Acácio, montado na jumentinha Sancha, corre os olhos pelas ruas, antes de anunciar:
— Amigo Clauder Arcanjo, confesso que cansei. Com razão ou sem razão, seguirei sem rumo certo.
Foi interrompido pelo bichano Nabuco:
— Shii…. Sh… Shizzz… miau!
— Grato, caríssimo Nabuco. Você também foi um valoroso companheiro. Entendo que você deve ficar com esse escrevinhador de província. Ele está lhe devendo uma novela à altura dos seus dotes artísticos. Cobre-o — respondeu Acácio, como sempre, me provocando.
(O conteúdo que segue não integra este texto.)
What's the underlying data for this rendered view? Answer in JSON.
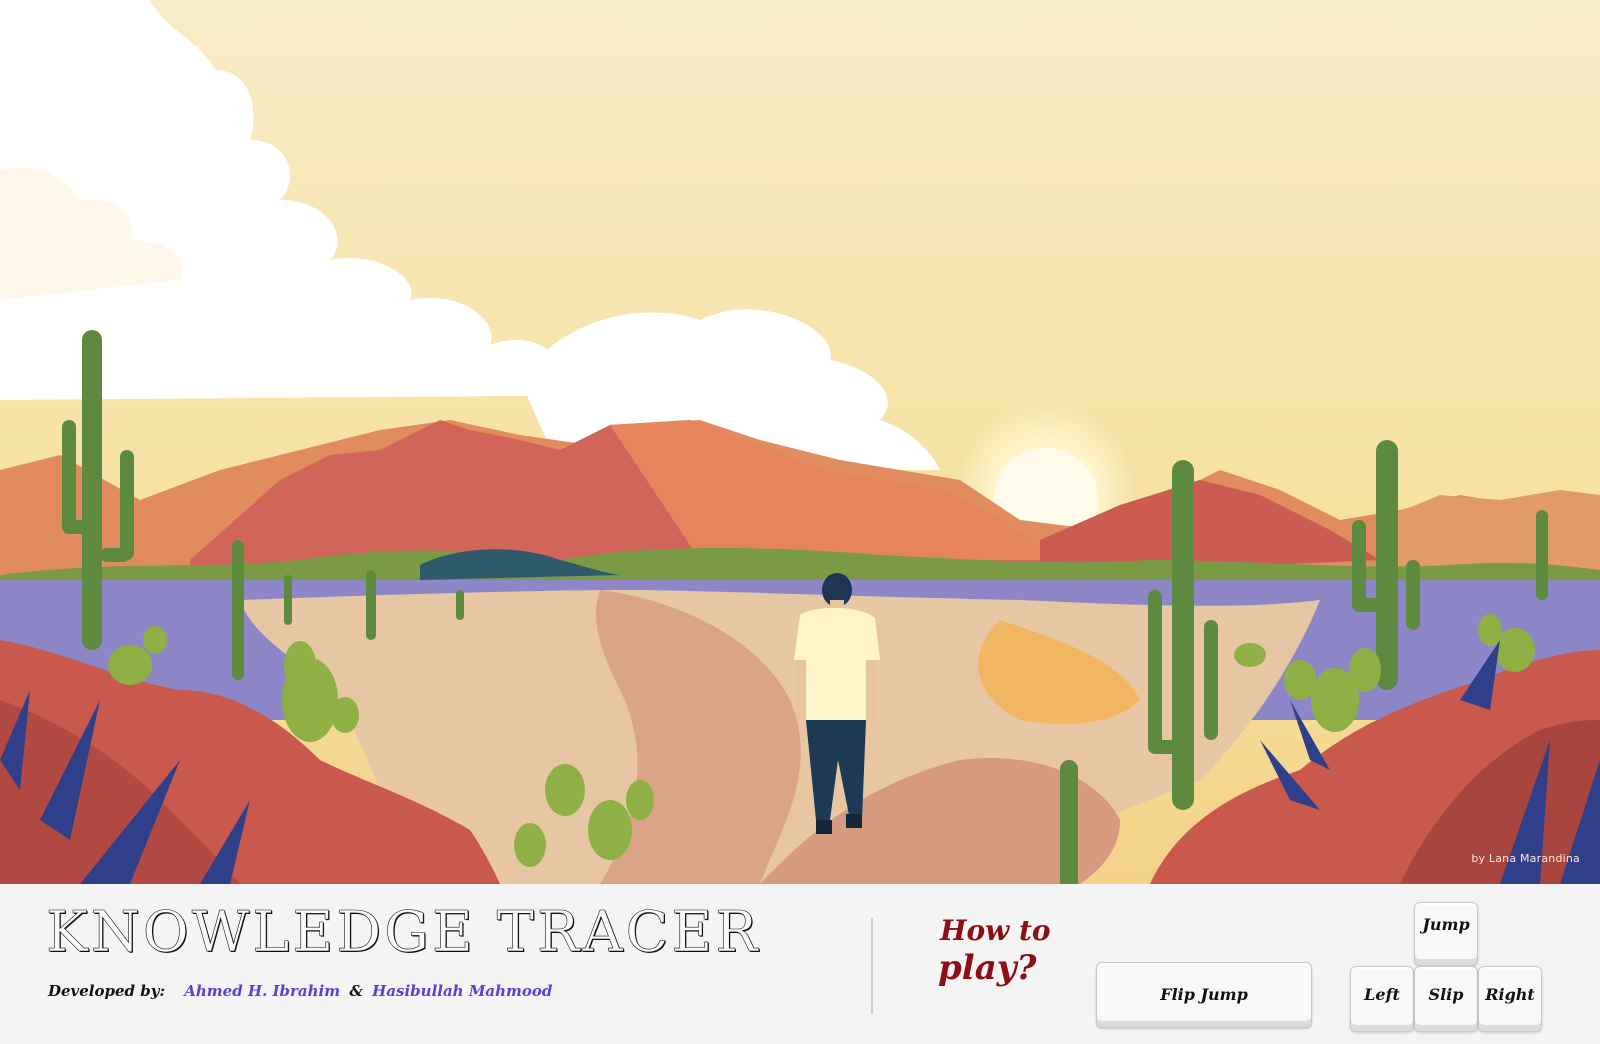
{
  "scene": {
    "credit": "by Lana Marandina",
    "sky_color": "#f7e6a6",
    "mountain_color": "#d2655a",
    "ground_color": "#e0b48c",
    "water_color": "#8e87c7",
    "cactus_color": "#5d8a3e"
  },
  "footer": {
    "title": "KNOWLEDGE TRACER",
    "developed_label": "Developed by:",
    "author1": "Ahmed H. Ibrahim",
    "ampersand": "&",
    "author2": "Hasibullah Mahmood",
    "howto_line1": "How to",
    "howto_line2": "play?"
  },
  "controls": {
    "flip_jump": "Flip Jump",
    "jump": "Jump",
    "left": "Left",
    "slip": "Slip",
    "right": "Right"
  },
  "colors": {
    "accent_author": "#5b3fd6",
    "howto": "#8b0f14",
    "panel_bg": "#f4f4f4"
  }
}
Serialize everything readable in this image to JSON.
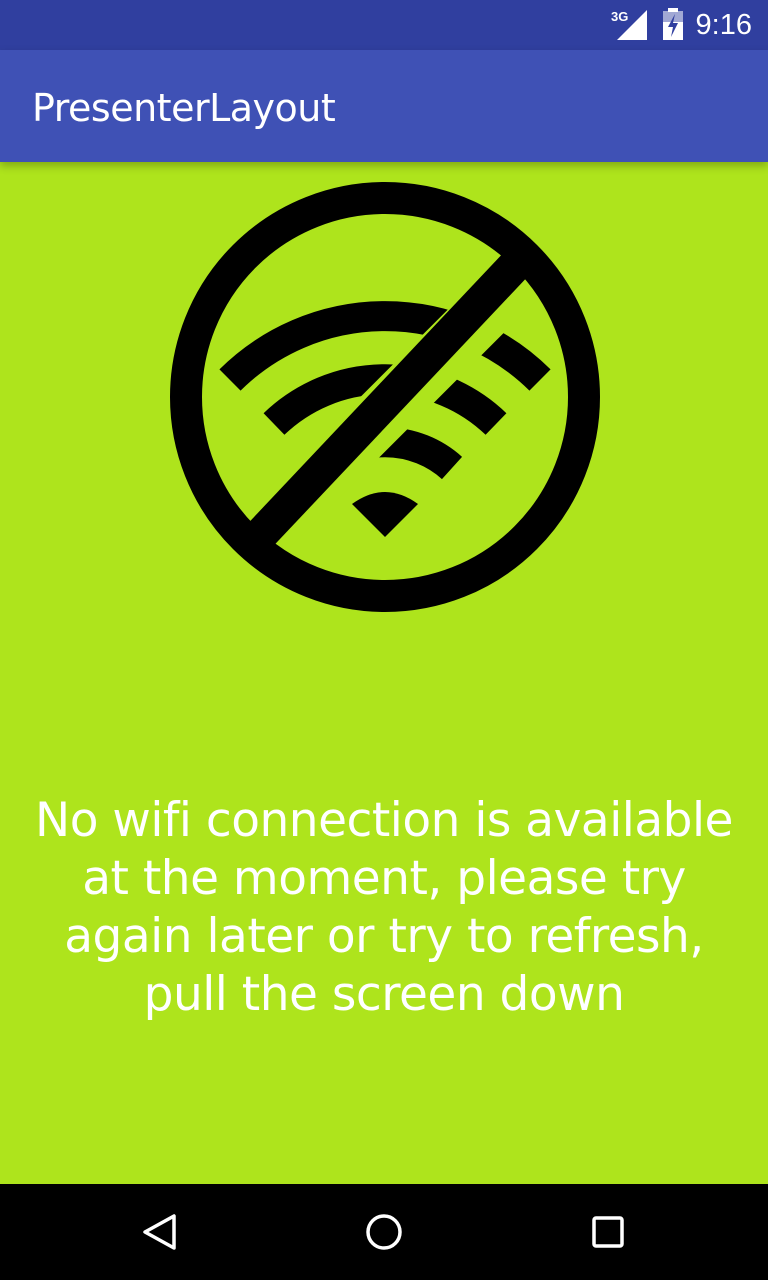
{
  "status_bar": {
    "network": "3G",
    "time": "9:16",
    "color": "#303f9f"
  },
  "app_bar": {
    "title": "PresenterLayout",
    "color": "#3f51b5"
  },
  "main": {
    "background": "#aee41c",
    "icon": "no-wifi-icon",
    "message": "No wifi connection is available at the moment, please try again later or try to refresh, pull the screen down"
  },
  "nav_bar": {
    "buttons": [
      "back-icon",
      "home-icon",
      "recents-icon"
    ]
  }
}
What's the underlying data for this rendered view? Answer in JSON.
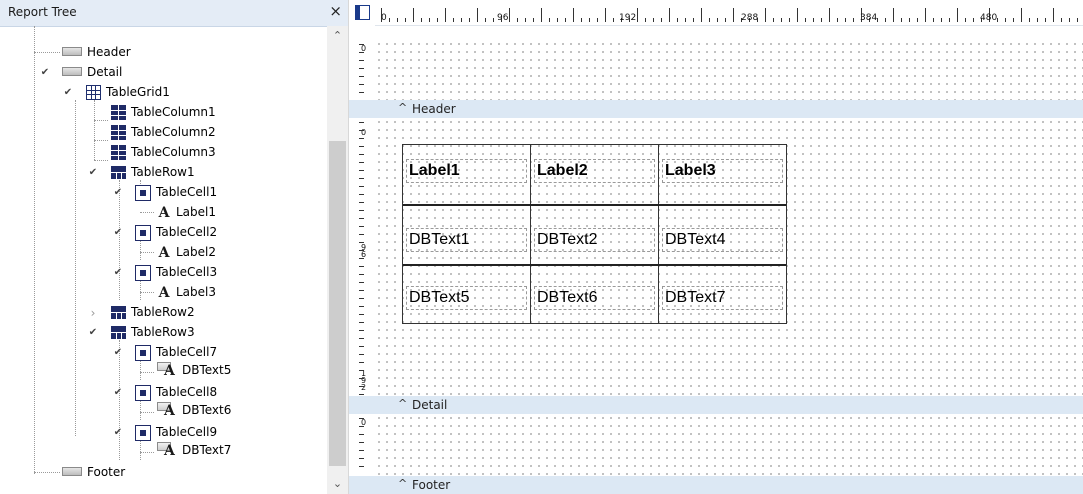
{
  "tree": {
    "title": "Report Tree",
    "close_glyph": "×",
    "scroll_up": "⌃",
    "scroll_down": "⌄",
    "nodes": [
      {
        "label": "Header",
        "icon": "band-icon"
      },
      {
        "label": "Detail",
        "icon": "band-icon",
        "expanded": true
      },
      {
        "label": "TableGrid1",
        "icon": "table-grid-icon",
        "expanded": true
      },
      {
        "label": "TableColumn1",
        "icon": "table-column-icon"
      },
      {
        "label": "TableColumn2",
        "icon": "table-column-icon"
      },
      {
        "label": "TableColumn3",
        "icon": "table-column-icon"
      },
      {
        "label": "TableRow1",
        "icon": "table-row-icon",
        "expanded": true
      },
      {
        "label": "TableCell1",
        "icon": "table-cell-icon",
        "expanded": true
      },
      {
        "label": "Label1",
        "icon": "label-icon"
      },
      {
        "label": "TableCell2",
        "icon": "table-cell-icon",
        "expanded": true
      },
      {
        "label": "Label2",
        "icon": "label-icon"
      },
      {
        "label": "TableCell3",
        "icon": "table-cell-icon",
        "expanded": true
      },
      {
        "label": "Label3",
        "icon": "label-icon"
      },
      {
        "label": "TableRow2",
        "icon": "table-row-icon",
        "expanded": false
      },
      {
        "label": "TableRow3",
        "icon": "table-row-icon",
        "expanded": true
      },
      {
        "label": "TableCell7",
        "icon": "table-cell-icon",
        "expanded": true
      },
      {
        "label": "DBText5",
        "icon": "dbtext-icon"
      },
      {
        "label": "TableCell8",
        "icon": "table-cell-icon",
        "expanded": true
      },
      {
        "label": "DBText6",
        "icon": "dbtext-icon"
      },
      {
        "label": "TableCell9",
        "icon": "table-cell-icon",
        "expanded": true
      },
      {
        "label": "DBText7",
        "icon": "dbtext-icon"
      },
      {
        "label": "Footer",
        "icon": "band-icon"
      }
    ]
  },
  "ruler": {
    "labels": [
      "0",
      "96",
      "192",
      "288",
      "384",
      "480"
    ]
  },
  "bands": {
    "header": {
      "caret": "^",
      "name": "Header",
      "ruler": [
        "0"
      ]
    },
    "detail": {
      "caret": "^",
      "name": "Detail",
      "ruler": [
        "0",
        "9",
        "6",
        "1",
        "9",
        "2"
      ]
    },
    "footer": {
      "caret": "^",
      "name": "Footer",
      "ruler": [
        "0"
      ]
    }
  },
  "grid": {
    "rows": [
      [
        "Label1",
        "Label2",
        "Label3"
      ],
      [
        "DBText1",
        "DBText2",
        "DBText4"
      ],
      [
        "DBText5",
        "DBText6",
        "DBText7"
      ]
    ]
  },
  "colors": {
    "band_bar": "#dce8f4",
    "panel_header": "#e4ecf6",
    "tree_icon_blue": "#1f2a66"
  }
}
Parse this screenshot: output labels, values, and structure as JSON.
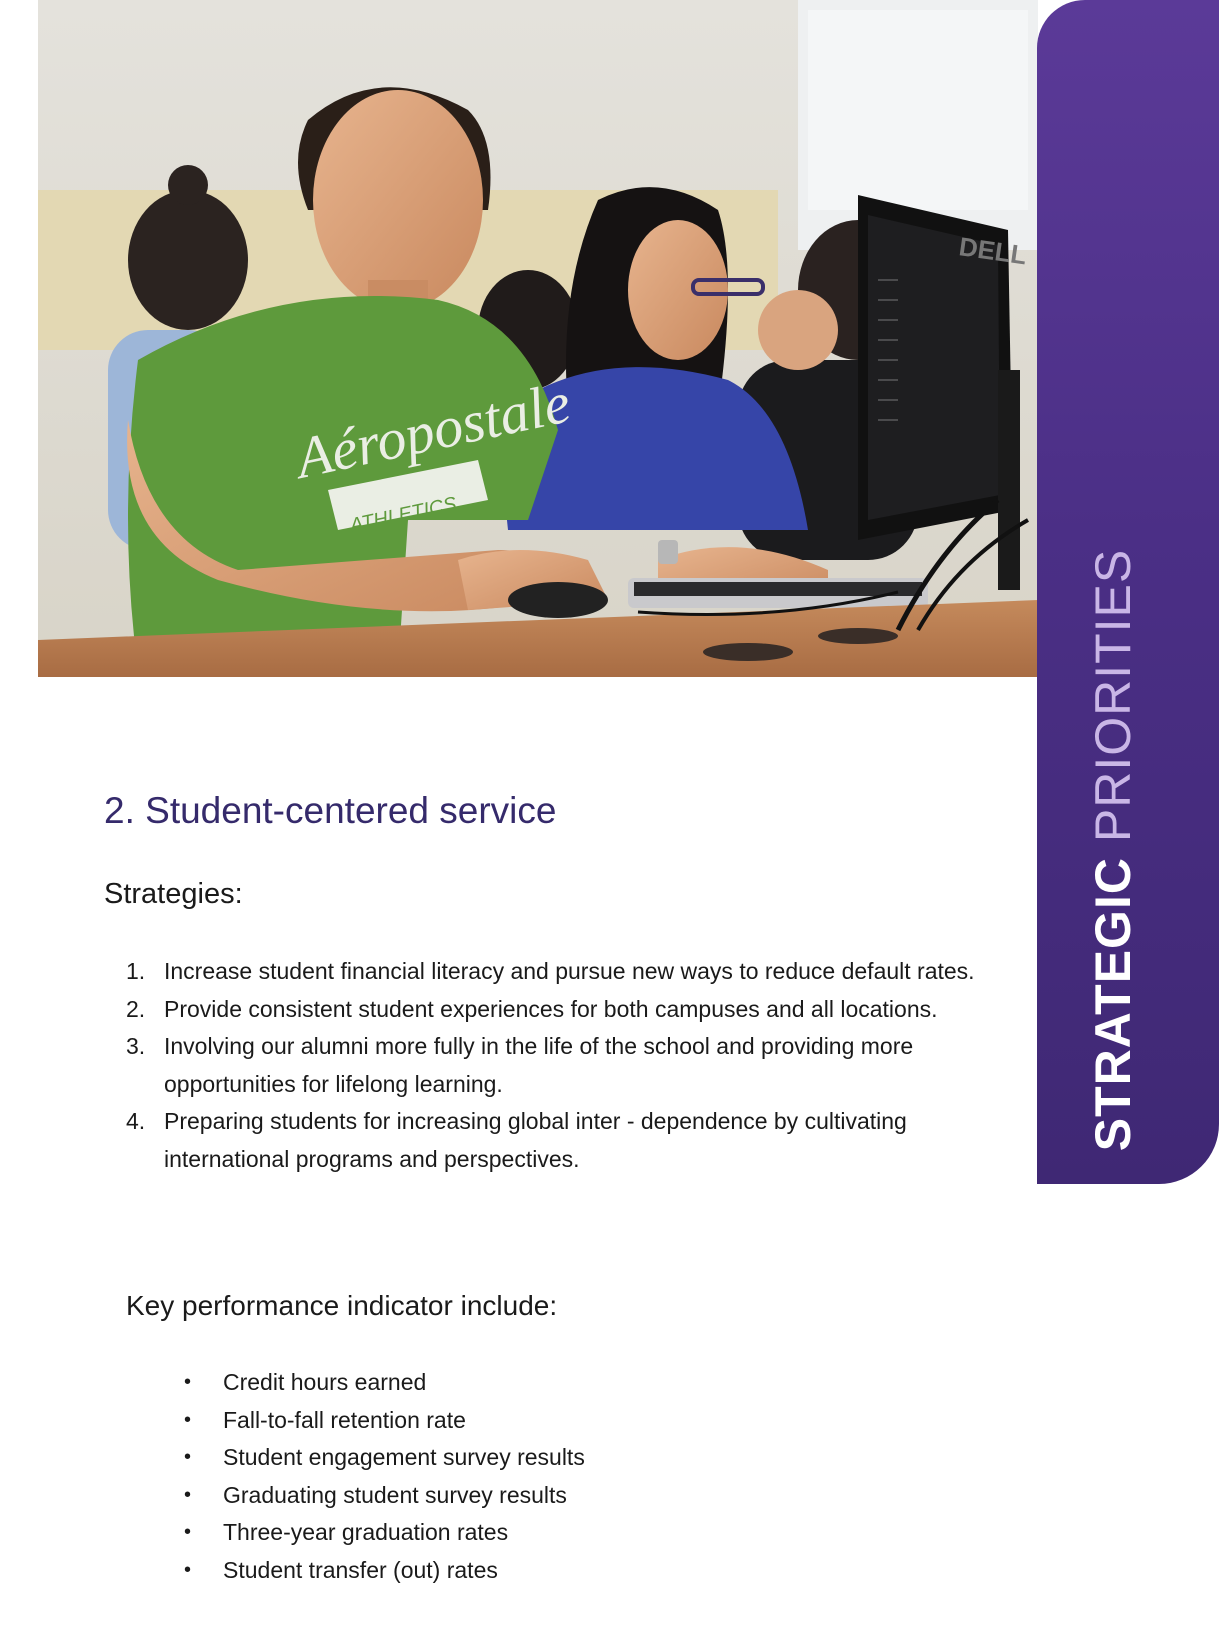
{
  "side_tab": {
    "word1": "STRATEGIC",
    "word2": "PRIORITIES"
  },
  "section": {
    "heading": "2. Student-centered service",
    "strategies_label": "Strategies:",
    "strategies": [
      {
        "num": "1.",
        "text": "Increase student financial literacy and pursue new ways to reduce default rates."
      },
      {
        "num": "2.",
        "text": "Provide consistent student experiences for both campuses and all locations."
      },
      {
        "num": "3.",
        "text": "Involving our alumni more fully in the life of the school and providing more opportunities for lifelong learning."
      },
      {
        "num": "4.",
        "text": "Preparing students for increasing global inter - dependence by cultivating international programs and perspectives."
      }
    ],
    "kpi_label": "Key performance indicator include:",
    "kpi_bullet": "•",
    "kpis": [
      "Credit hours earned",
      "Fall-to-fall retention rate",
      "Student engagement survey results",
      "Graduating student survey results",
      "Three-year graduation rates",
      "Student transfer (out) rates"
    ]
  },
  "photo": {
    "shirt_logo": "Aéropostale",
    "shirt_sub": "ATHLETICS",
    "monitor_brand": "DELL"
  },
  "colors": {
    "brand_purple": "#4b2f86",
    "heading": "#352a6b",
    "tab_secondary_text": "#c9b6e6"
  }
}
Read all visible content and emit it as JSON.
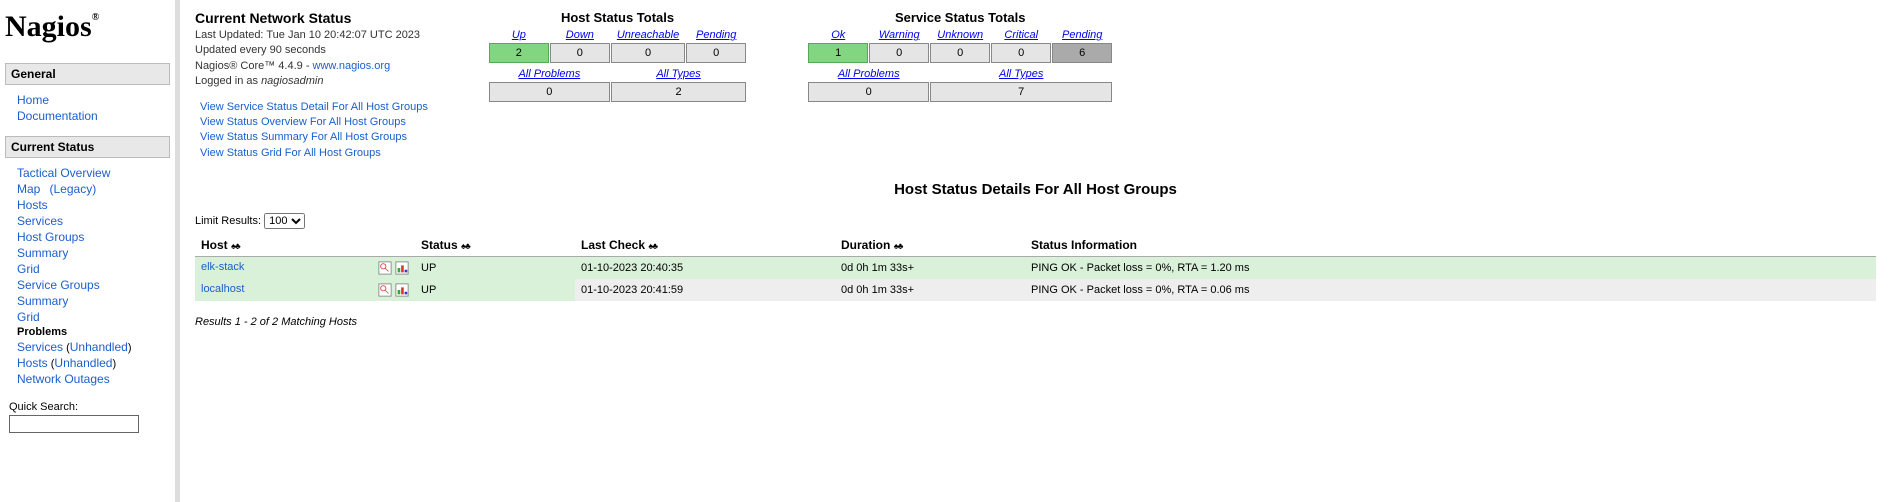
{
  "logo": "Nagios",
  "sidebar": {
    "sections": [
      {
        "title": "General",
        "items": [
          "Home",
          "Documentation"
        ]
      },
      {
        "title": "Current Status",
        "items": []
      }
    ],
    "current_status": {
      "tactical": "Tactical Overview",
      "map": "Map",
      "map_legacy": "(Legacy)",
      "hosts": "Hosts",
      "services": "Services",
      "host_groups": "Host Groups",
      "summary": "Summary",
      "grid": "Grid",
      "service_groups": "Service Groups",
      "problems": "Problems",
      "problems_services": "Services",
      "problems_unhandled": "Unhandled",
      "problems_hosts": "Hosts",
      "network_outages": "Network Outages"
    },
    "quick_search_label": "Quick Search:"
  },
  "status": {
    "title": "Current Network Status",
    "last_updated": "Last Updated: Tue Jan 10 20:42:07 UTC 2023",
    "update_interval": "Updated every 90 seconds",
    "core_pre": "Nagios® Core™ 4.4.9 - ",
    "core_link": "www.nagios.org",
    "login_pre": "Logged in as ",
    "login_user": "nagiosadmin",
    "links": [
      "View Service Status Detail For All Host Groups",
      "View Status Overview For All Host Groups",
      "View Status Summary For All Host Groups",
      "View Status Grid For All Host Groups"
    ]
  },
  "host_totals": {
    "title": "Host Status Totals",
    "headers": [
      "Up",
      "Down",
      "Unreachable",
      "Pending"
    ],
    "values": [
      "2",
      "0",
      "0",
      "0"
    ],
    "sub_headers": [
      "All Problems",
      "All Types"
    ],
    "sub_values": [
      "0",
      "2"
    ]
  },
  "service_totals": {
    "title": "Service Status Totals",
    "headers": [
      "Ok",
      "Warning",
      "Unknown",
      "Critical",
      "Pending"
    ],
    "values": [
      "1",
      "0",
      "0",
      "0",
      "6"
    ],
    "sub_headers": [
      "All Problems",
      "All Types"
    ],
    "sub_values": [
      "0",
      "7"
    ]
  },
  "detail": {
    "title": "Host Status Details For All Host Groups",
    "limit_label": "Limit Results:",
    "limit_value": "100",
    "columns": [
      "Host",
      "Status",
      "Last Check",
      "Duration",
      "Status Information"
    ],
    "rows": [
      {
        "host": "elk-stack",
        "status": "UP",
        "last_check": "01-10-2023 20:40:35",
        "duration": "0d 0h 1m 33s+",
        "info": "PING OK - Packet loss = 0%, RTA = 1.20 ms"
      },
      {
        "host": "localhost",
        "status": "UP",
        "last_check": "01-10-2023 20:41:59",
        "duration": "0d 0h 1m 33s+",
        "info": "PING OK - Packet loss = 0%, RTA = 0.06 ms"
      }
    ],
    "results_count": "Results 1 - 2 of 2 Matching Hosts"
  }
}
Ao perceber que me encontrava embargado pela emoção, Nabuco subiu ao meu colo, lambendo-me a face tristonha.
Ao meu lado, também se encontravam Lourenço, Peditão, Pasmácio, Gazumba, padre Araquento, Lau e, mais ao canto, o nosso proto-filósofo João Américo.
— Mas, Acácio, eu ainda nem terminei esta novela. Você…
Antes de concluir, Acácio cortou a minha fala:
— Você e eu bem sabemos que A Razão de Acácio é uma trama sem fim. Adeus!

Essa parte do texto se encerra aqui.